Is America's Job Market "Too Good"?
Federal Reserve officials want to reduce businesses' demand for workers to put downward pressure on wage growth and contain inflation. Yet the pace of hiring remained strong as of mid-July.
American businesses keep adding workers to payrolls at a brisk rate. By most measures, employment has returned to pre-pandemic levels. That’s good news for everyone who has yet to participate in the recovery.
But for some observers, the ongoing strength of the U.S. jobs market is a problem. To them, the better things are for workers, the less likely that price pressures will fade away by themselves. From this perspective, unwanted inflation is ultimately caused by pay packets rising “too fast”—and the only solution is a prolonged period of elevated joblessness that weakens workers’ bargaining power and forces wage growth to slow down. Waiting for normalcy to return would simply postpone the adjustment and ultimately make things worse.
Fortunately, there are reasons to be skeptical of this dire analysis. While pay increases in excess of productivity could reinforce and sustain excessive increases in prices, the latest labor market data suggests that underlying inflationary pressures are dissipating even as employment holds up. The information we have right now is more consistent with a large one-off shift in the levels of wages and prices, rather than a persistent acceleration in the rate at which incomes and prices rise.

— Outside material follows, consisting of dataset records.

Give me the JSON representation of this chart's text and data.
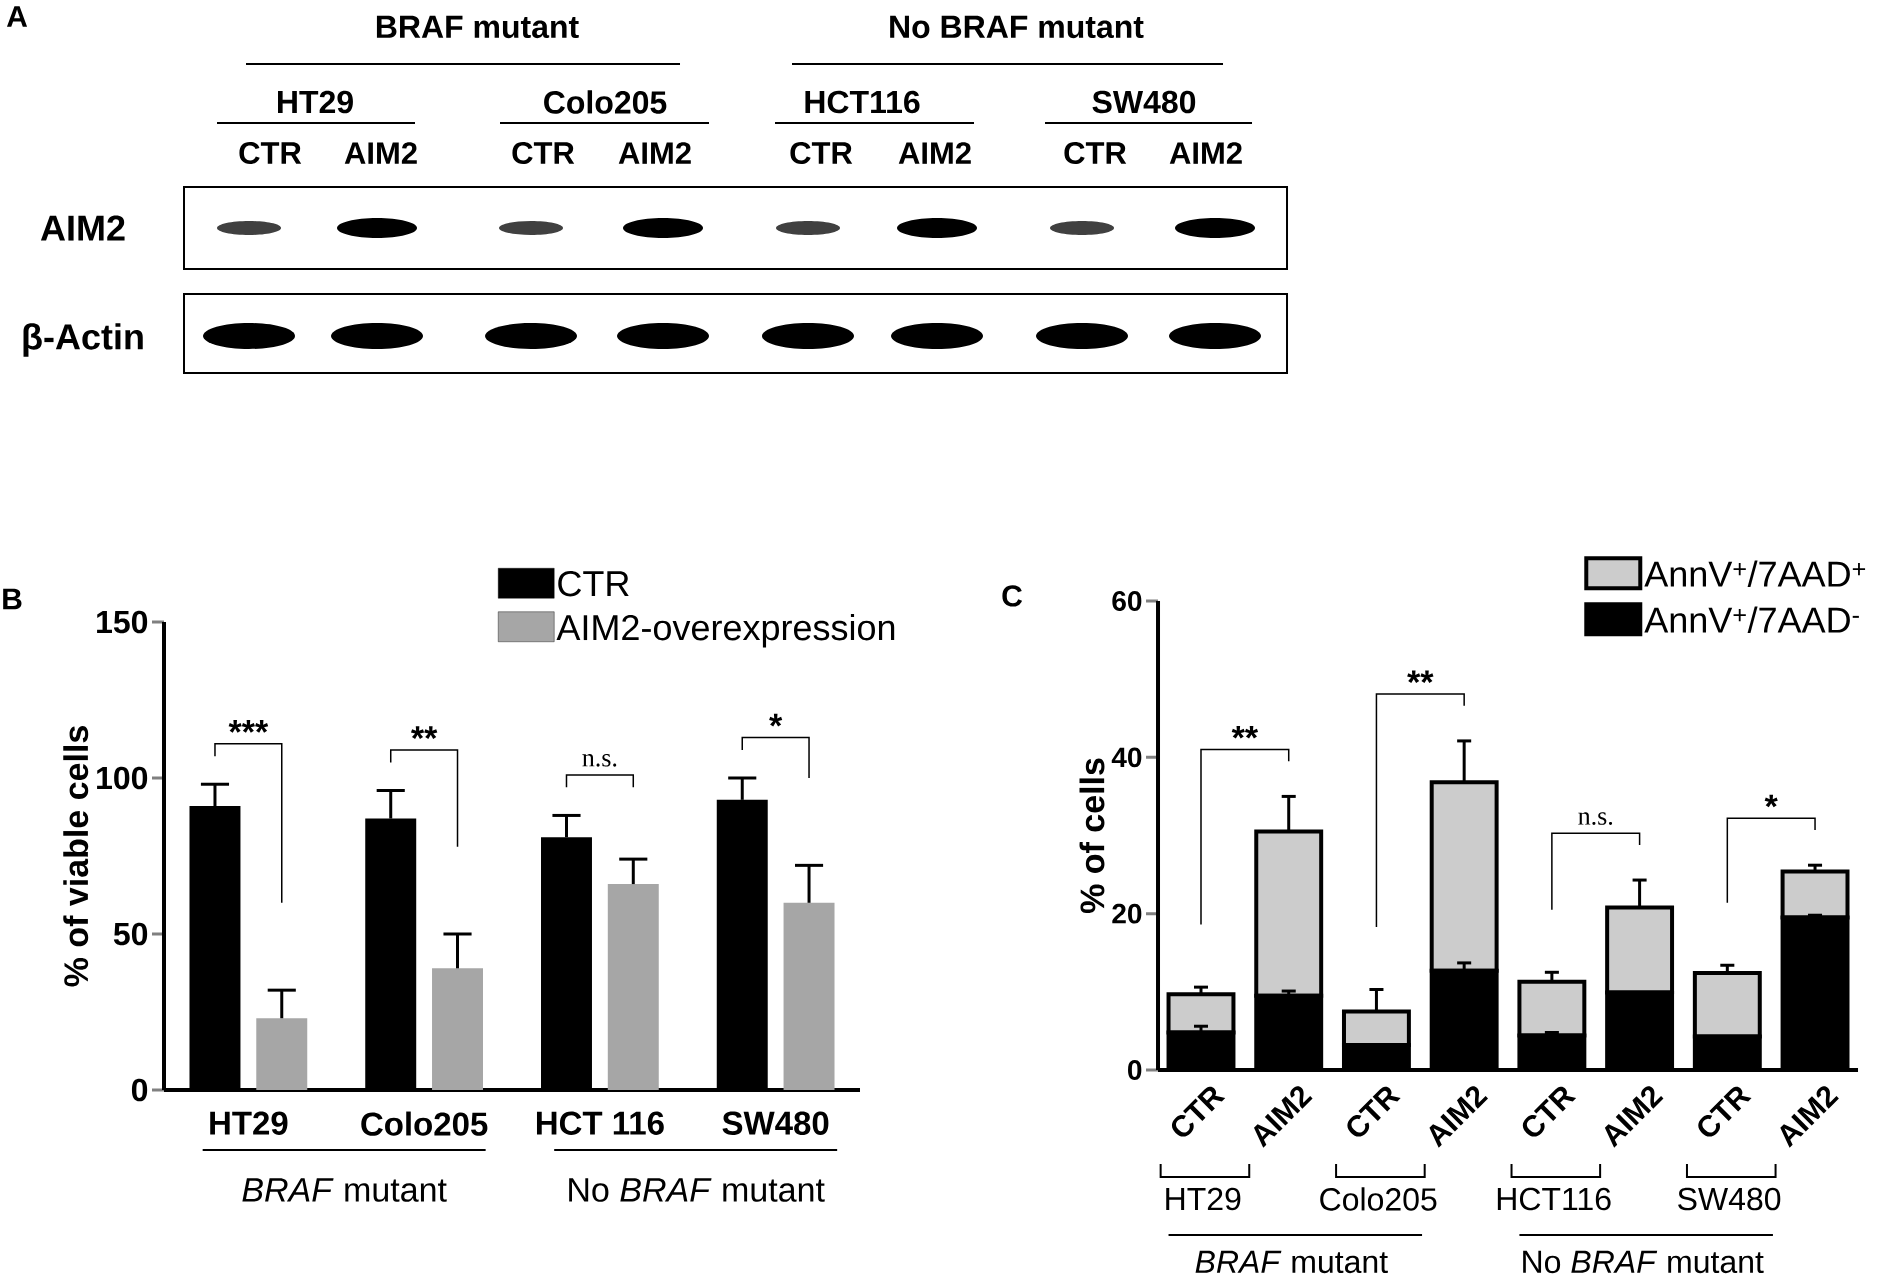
{
  "chart_data": [
    {
      "type": "other",
      "title": "A",
      "annotations": [
        "BRAF mutant",
        "No BRAF mutant",
        "HT29",
        "Colo205",
        "HCT116",
        "SW480",
        "CTR",
        "AIM2",
        "CTR",
        "AIM2",
        "CTR",
        "AIM2",
        "CTR",
        "AIM2",
        "AIM2",
        "β-Actin"
      ]
    },
    {
      "type": "bar",
      "title": "B",
      "categories": [
        "HT29",
        "Colo205",
        "HCT 116",
        "SW480"
      ],
      "ylabel": "% of viable cells",
      "ylim": [
        0,
        150
      ],
      "yticks": [
        0,
        50,
        100,
        150
      ],
      "legend": "top right",
      "series": [
        {
          "name": "CTR",
          "color": "#000000",
          "values": [
            91,
            87,
            81,
            93
          ],
          "errors": [
            7,
            9,
            7,
            7
          ]
        },
        {
          "name": "AIM2-overexpression",
          "color": "#a6a6a6",
          "values": [
            23,
            39,
            66,
            60
          ],
          "errors": [
            9,
            11,
            8,
            12
          ]
        }
      ],
      "annotations": [
        "***",
        "**",
        "n.s.",
        "*",
        "*BRAF* mutant",
        "No *BRAF* mutant"
      ]
    },
    {
      "type": "bar",
      "title": "C",
      "stacked": true,
      "categories": [
        "CTR",
        "AIM2",
        "CTR",
        "AIM2",
        "CTR",
        "AIM2",
        "CTR",
        "AIM2"
      ],
      "ylabel": "% of cells",
      "ylim": [
        0,
        60
      ],
      "yticks": [
        0,
        20,
        40,
        60
      ],
      "legend": "top right",
      "series": [
        {
          "name": "AnnV$^{+}$/7AAD$^{-}$",
          "color": "#000000",
          "values": [
            4.8,
            9.5,
            3.2,
            12.7,
            4.4,
            9.9,
            4.3,
            19.5
          ],
          "errors": [
            0.8,
            0.6,
            null,
            1.0,
            0.4,
            null,
            null,
            0.3
          ]
        },
        {
          "name": "AnnV$^{+}$/7AAD$^{+}$",
          "color": "#cccccc",
          "values": [
            4.9,
            21.0,
            4.3,
            24.1,
            6.9,
            10.9,
            8.1,
            5.9
          ],
          "errors": [
            0.9,
            4.5,
            2.8,
            5.3,
            1.2,
            3.5,
            1.0,
            0.8
          ]
        }
      ],
      "annotations": [
        "**",
        "**",
        "n.s.",
        "*",
        "HT29",
        "Colo205",
        "HCT116",
        "SW480",
        "*BRAF* mutant",
        "No *BRAF* mutant"
      ]
    }
  ]
}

What Links the Job Market to Inflation?
Both the U.S. unemployment rate and the total number of Americans with jobs are essentially the same now as in February 2020, yet the inflation rate is far worse. That is broadly similar to the situation in Australia, Canada, Europe, the U.K., and Korea, although there are important distinctions across those economies. Even Japan, which has enviably slow inflation compared to the rest of the rich world, is nevertheless in a situation where prices are rising far faster than before the pandemic while the job market looks about the same. The years before the pandemic were characterized by steadily improving job markets across the rich countries—and quiescent inflation.
At first glance, blaming overheated job markets for our current troubles therefore makes little sense. As I have outlined at length in previous notes, the excess inflation we have experienced over the past 2.5 years is ultimately attributable to disruptions in production and consumption caused by the pandemic and the Russian invasion of Ukraine. Inflation was a global problem well before job markets had recovered.
Nevertheless, the job market can matter for inflation insofar as wages are the most important source of nominal spending power for consumers. To be clear, there is no dependable relationship between changes in wages and changes in consumer prices, especially over shorter time horizons.1 But there is something significant about the fact that the average growth rate of nonmanagerial worker pay went from 8% a year in 1976-1981 to just 3% a year in 1985-2019, while the average growth rate of the PCE price index went from 8% a year in 1976-1981 to 2% a year in 1985-2019.
The growth rates of wages (or prices) can accelerate or decelerate by a percentage point or two without a commensurate change in the growth rate of prices (or wages), but it’s difficult to imagine a massive sustained gap between the growth rates of the two measures.
The danger is that workers and businesses respond to the recent increases in prices by agreeing to longer-term changes to the growth rate of worker pay. If that were to happen, nominal spending power would keep rising too quickly relative to the supply of goods and services, which would keep the inflation rate elevated and sustain the social consensus in favor of excessive wage growth. Policymakers would need to break that consensus if they wanted to squeeze inflation out of the economy—and that process would almost certainly involve a prolonged and painful downturn.
Bridgewater’s Bob Prince laid out the argument in a recent note (emphasis mine, do read the whole thing):
Income growth establishes the base level of nominal spending. This is because spending produces income, and then that income gets spent, producing an income-spending flywheel that has inertia and thus tends to be self-sustaining…Policy tightening is likely to slow inflation from where it has been, but whether it brings inflation down to what is discounted (2.5%) and to what the Fed expects and is targeting (2%) depends on how deep the contraction is and how long it lasts. It needs to be deep and long-lasting because there is inertia in the system in the form of wage growth that is much higher than what would be required for 2.5% inflation.
A big near-term decline in wages is unlikely because labor markets are now tight. The unemployment rate is near its lows, job offers are plentiful, and the cost of living is giving people reason to ask for more. Thus, the degree and duration of the tightening must be strong enough and long-lasting enough to bring credit growth down by enough (roughly by half) for long enough—to bring spending down by enough for long enough—to weaken labor markets by enough—to bring wages down by enough—that NGDP growth falls by enough and stays there—to bring inflation down to 2.5%.
The key question is the extent of “inertia in the system”. Has there been a persistent change in the growth rate of nominal spending power? If so, by how much? Or was there a substantial but time-limited shift in the level of income, which temporarily made it seem as if the underlying growth rate had meaningfully accelerated?